Combined data from all inhaled insulin trials revealed that 2% of patients with T1DM and 2.3% of those with T2DM discontinued treatment as a result of respiratory events, compared with 0% and 0.1% of patients taking sc insulin or oral hypoglycemic agents, respectively. Increased levels of insulin antibodies were observed following administration of inhaled versus sc insulin, especially among patients with T1DM. The levels of insulin antibodies measured were not associated with any specific clinical outcomes, including dosing requirements, glycemic control, or adverse outcomes, such as allergic events, pulmonary side effects, or hypoglycemia. Each of the 4 trials that measured patient satisfaction among T1DM or T2DM groups reported that it was significantly greater for those receiving inhaled versus sc insulin, and specific reasons included ease of administration, comfort, convenience, mealtime flexibility, and ease of administering multiple doses per day. Two of these studies reported statistically significant improvements in overall quality of life (QoL). In addition, patients that were randomly assigned to inhaled insulin were more likely to continue with this treatment than to voluntarily return to sc insulin.

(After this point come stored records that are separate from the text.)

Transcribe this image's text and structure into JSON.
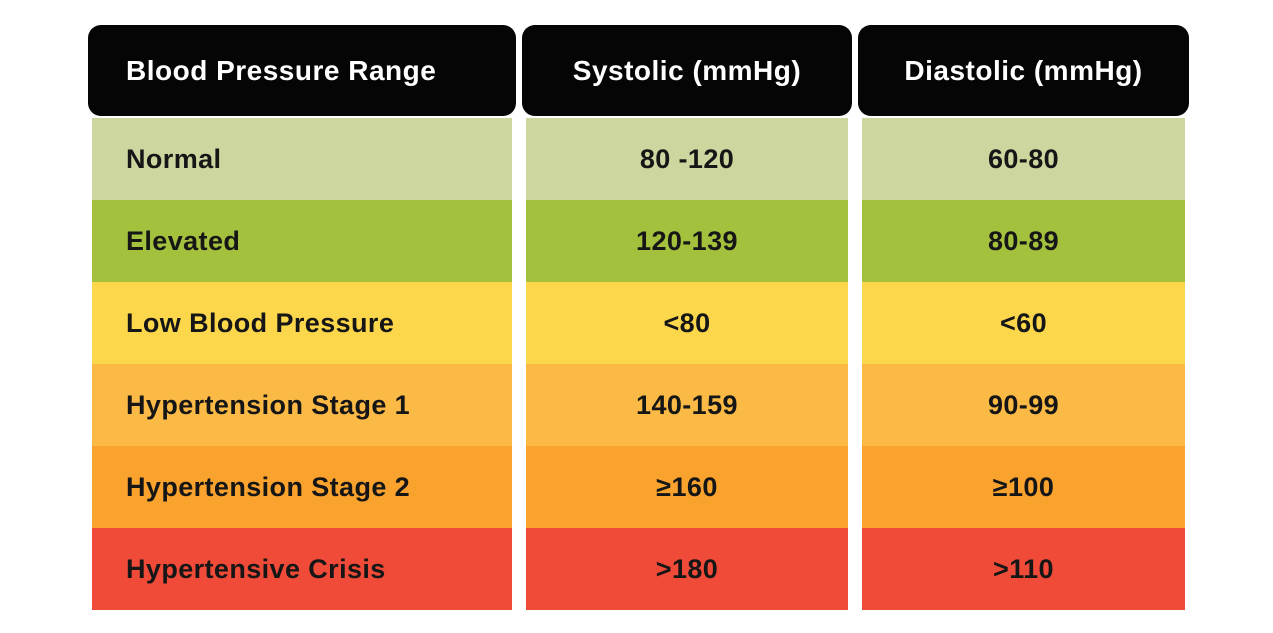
{
  "chart_data": {
    "type": "table",
    "columns": [
      "Blood Pressure Range",
      "Systolic (mmHg)",
      "Diastolic (mmHg)"
    ],
    "rows": [
      {
        "label": "Normal",
        "systolic": "80 -120",
        "diastolic": "60-80",
        "color": "#ccd69e"
      },
      {
        "label": "Elevated",
        "systolic": "120-139",
        "diastolic": "80-89",
        "color": "#a4c13d"
      },
      {
        "label": "Low Blood Pressure",
        "systolic": "<80",
        "diastolic": "<60",
        "color": "#fdd74b"
      },
      {
        "label": "Hypertension Stage 1",
        "systolic": "140-159",
        "diastolic": "90-99",
        "color": "#fbba45"
      },
      {
        "label": "Hypertension Stage 2",
        "systolic": "≥160",
        "diastolic": "≥100",
        "color": "#f9a22e"
      },
      {
        "label": "Hypertensive Crisis",
        "systolic": ">180",
        "diastolic": ">110",
        "color": "#f04b38"
      }
    ],
    "style": {
      "header_bg": "#050505",
      "header_text": "#ffffff",
      "row_text": "#161616",
      "page_bg": "#ffffff"
    },
    "layout_hints": {
      "grid": false,
      "legend": "none",
      "gutters": "white vertical gaps between the three columns"
    }
  }
}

This evidence-based assessment of randomized, controlled trials was designed to measure the efficacy and safety, along with patient preferences, of inhaled versus sc insulin and revealed that this new delivery option can enhance the QoL of adult patients with T1DM or T2DM. Patients were not only more satisfied with inhaled insulin, they preferred it to sc insulin, and therefore this treatment option could increase the proportion of patients who would choose insulin and adhere to such therapy. Specific advantages of inhaled insulin include reduction of glycemia comparable to sc regular insulin, and greater decreases than those obtained by patients taking oral agents. In fact, an equivalent proportion of patients receiving inhaled and sc insulin achieved A1C <7%. However, the authors of this paper noted that since there are no data demonstrating a superiority of inhaled to sc insulin, it is too early to assume that patients who use it to replace current sc insulin therapy can expect the same glycemic control. In addition, because dose adjustment schedules for inhaled-insulin delivery devices have not been perfected, small, incremental changes in dosing need to occur to avoid hypoglycemia. The most promising aspect of inhaled insulin is that it provides a noninvasive option that could increase patient acceptability of insulin treatment. Therefore, long-term efficacy and safety trials should be conducted in the future to provide further information about its benefits for the treatment of diabetes.